A pass and a letter, 18 June 1864
Please reference as: Liz Stanley (2020) ‘A pass and a letter, 18 June 1864’ Whites Writing Whiteness www.whiteswritingwhiteness.ed.ac.uk/curiosities/pass-and-letter/ and also provide the paragraph number as appropriate if quoting.
Govt Agent’s Office
18th June 1864Pass for native named
“Wilhelno”
in the Service of
Alex Forbes
Licensed TraderJ Walmsley
Govt Agent
^J Walmsly
Pos
of this pass was taken sick ^^The caffer (Feaver)^^ & did not get the Ivory down from the Tugalea. I sent him back for it.
Your most obedt sevt Alex Forbes^(Forbes 38, 5891)
1. This document – on the surface, at least – looks quite straightforward. Immediately following the address it was written from, and the date, it specifies its purpose and ontology as a pass for a man called Wilhelno, and it is officially signed by a Government Agent called Walmsley. As a pass, it is a one-way kind of communication, as a document of certification. Its existence does the business – it was written on 18 June 1864, it will have been later read, and it certifies what is needful.
2. But quickly it becomes more complicated.
3. Following the original pass aspect of the document, it then turns into a letter, or perhaps more accurately a kind of letter in having a two-way dialogical aspect, through a later response having been written onto it in a different handwriting, explaining circumstances necessary to adding a further layer of legitimation for Wilhelno. However, this addition is undated and there is no place it was written from provided either. But it is signed off by Alex Forbes, who in the pass is specified as the employer of Wilhelno, said to be his servant, and it is addressed to J. Walmsley, with these both clearly aspects of letterness. However, overall it appears to be less a letter and more a kind of extension to the pass, explaining why Wilhelno did not fulfil the original purpose of the pass (that is, because of an illness caused by fever), and legitimating his present activities.
4. Therefore although the letter-like component has been addressed to Walmsley, the possessor of the document is Wilhelno and presumably he was carrying it to legitimate his presence in returning to the Tugela for the ivory he had not fetched earlier, and therefore it retains its pass aspect. So does this mean that the possessor of the pass would go through a border post of some kind and that Walmsley would see it, which is the implication of putting Walmsley’s name at the start of the additional text by Alex Forbes?
5. The pass is an official document but, given the time-period, it is handwritten. It is in fact rather carelessly written, probably by someone who did his own paperwork, although it bears an official seal.
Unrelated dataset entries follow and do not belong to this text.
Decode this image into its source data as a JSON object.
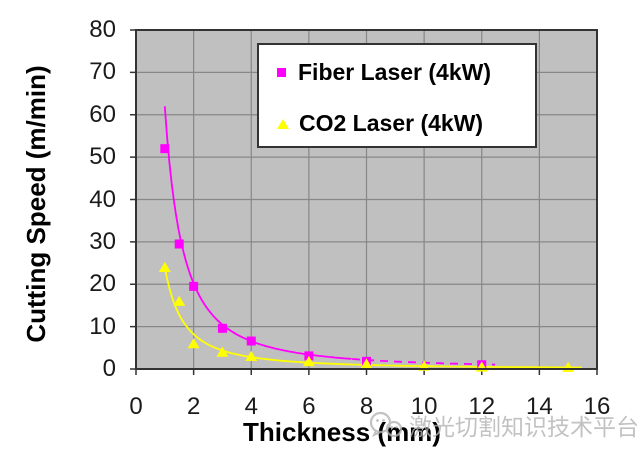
{
  "watermark": {
    "icon": "wechat-logo",
    "text": "激光切割知识技术平台",
    "color": "#b3b3b3"
  },
  "chart_data": {
    "type": "scatter",
    "title": "",
    "xlabel": "Thickness (mm)",
    "ylabel": "Cutting Speed (m/min)",
    "xlim": [
      0,
      16
    ],
    "ylim": [
      0,
      80
    ],
    "x_ticks": [
      0,
      2,
      4,
      6,
      8,
      10,
      12,
      14,
      16
    ],
    "y_ticks": [
      0,
      10,
      20,
      30,
      40,
      50,
      60,
      70,
      80
    ],
    "grid": true,
    "plot_bg": "#c0c0c0",
    "grid_color": "#878787",
    "axis_color": "#333333",
    "legend_position": "top-right-inside",
    "series": [
      {
        "name": "Fiber Laser (4kW)",
        "color": "#ff00ff",
        "marker": "square",
        "points": [
          [
            1,
            52
          ],
          [
            1.5,
            29.5
          ],
          [
            2,
            19.5
          ],
          [
            3,
            9.6
          ],
          [
            4,
            6.6
          ],
          [
            6,
            3.1
          ],
          [
            8,
            1.8
          ],
          [
            12,
            1.0
          ]
        ],
        "trend": {
          "type": "power",
          "a": 62,
          "b": -1.62,
          "segments": [
            {
              "from": 1,
              "to": 7.5
            },
            {
              "from": 7.5,
              "to": 12.5,
              "dash": "8 6"
            }
          ]
        }
      },
      {
        "name": "CO2 Laser (4kW)",
        "color": "#ffff00",
        "marker": "triangle",
        "points": [
          [
            1,
            24
          ],
          [
            1.5,
            16
          ],
          [
            2,
            6
          ],
          [
            3,
            4
          ],
          [
            4,
            3
          ],
          [
            6,
            1.8
          ],
          [
            8,
            1.2
          ],
          [
            10,
            0.7
          ],
          [
            12,
            0.5
          ],
          [
            15,
            0.4
          ]
        ],
        "trend": {
          "type": "power",
          "a": 24,
          "b": -1.55,
          "segments": [
            {
              "from": 1,
              "to": 15.5
            }
          ]
        }
      }
    ]
  }
}
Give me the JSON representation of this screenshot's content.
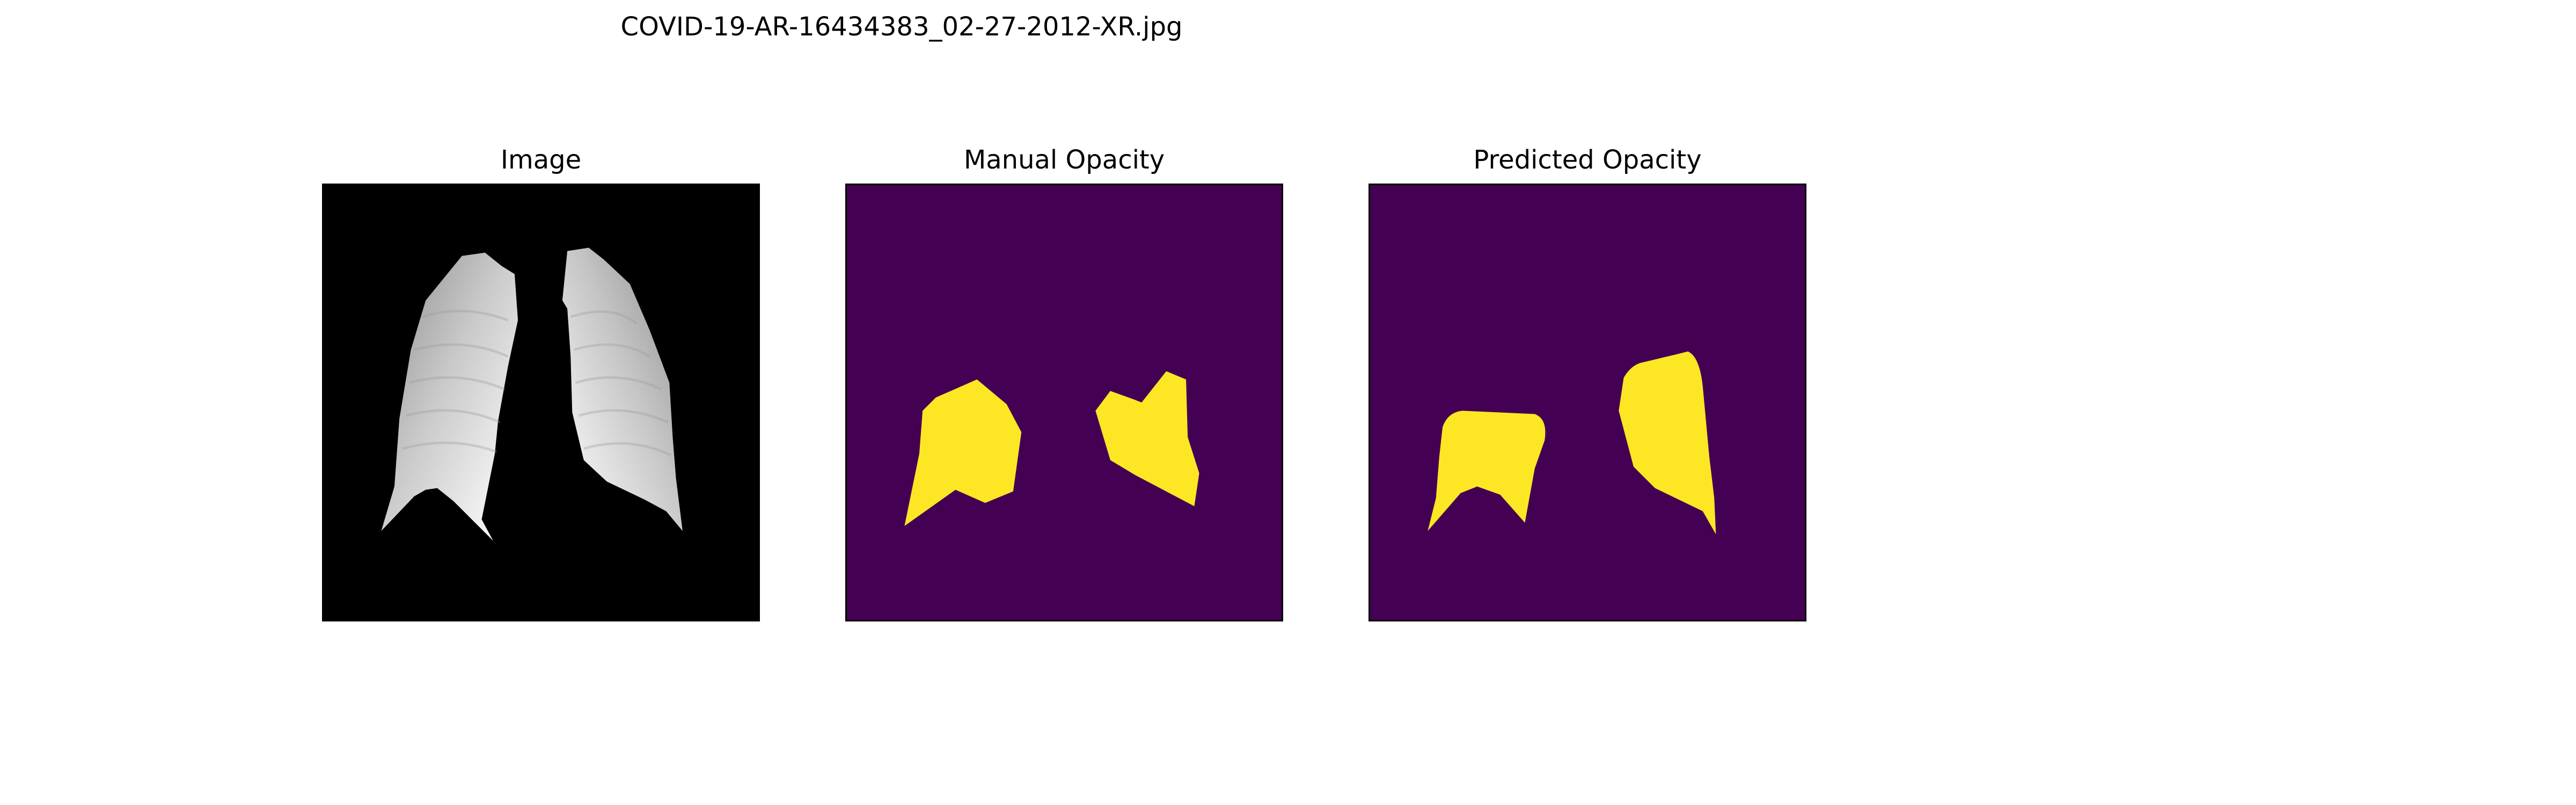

Walmsley was based in the Government Agent’s office, location unspecified, and he signs himself as being this official. But where was he Government Agent?
6. Reading an inventory from the Killie Campbell Library and following up leads indicated that Capt Joshua Walmsley was Government Agent on the Zulu frontier in Natal (his father was Sir Joshua Walmsley MP and a Lord Mayor of Liverpool). With a unit of Zulu policemen, it was his task to monitor traffic crossing the Tugela river to and from Zululand, which explains Alex Forbes’ mention of the Tugela river and ivory. So yes, there was a border post and Walmsley would have seen the amended pass; and yes, the amended pass did become a kind of letter. Other questions remain.
7. Who was Alex Forbes? Alexander by birth but known as Alex, he was the eldest of the Forbes brothers; he died of a liver abscess in 1866. Both he and David Forbes started their life in South Africa in Natal, arriving in 1850, and after briefly labouring on the Durban docks they became traders and hunters. David Forbes turned to farming a year or two before his marriage in 1860, although with occasional trading trips with his brother and also individually. Alex Forbes continued rather footloose and combined trading, hunting and droving, although having a base at his brother’s farm at Doorn Kloof.
8. The pass from Walmsley specifies that Forbes is a licensed trader, and this has the effect of also legitimating Forbes’ activities. He is someone who has paid the required dues and has been officially certified as having legitimate presence – he is licensed.
9. Why the quotation marks around the name of Wilhelno? One explanation is that doing this has the effect of picking out his name and emphasising it. The presumption would have been that Wilhelno would not be able to read and therefore this could authenticate his identity by the reader asking the bearer of the pass what his name was. Another explanation is that it problematises his name, by putting a question mark over a name that was not European-sounding and was a ‘native’ one. A sign, even though low key, of racial categorisation.
10. Altogether, in this document Wilhelno is acted upon rather than appearing as an agent. Walmsley authorises the pass, which is directed to other whites; and what Forbes later added is directed to Walmsley and/or to other whites.
11. What kind of document is it? It is a pass; it may also be a letter, though this latter is more problematic; and it may be a pass and an extension of a pass. But whichever, it’s curiously hybridic.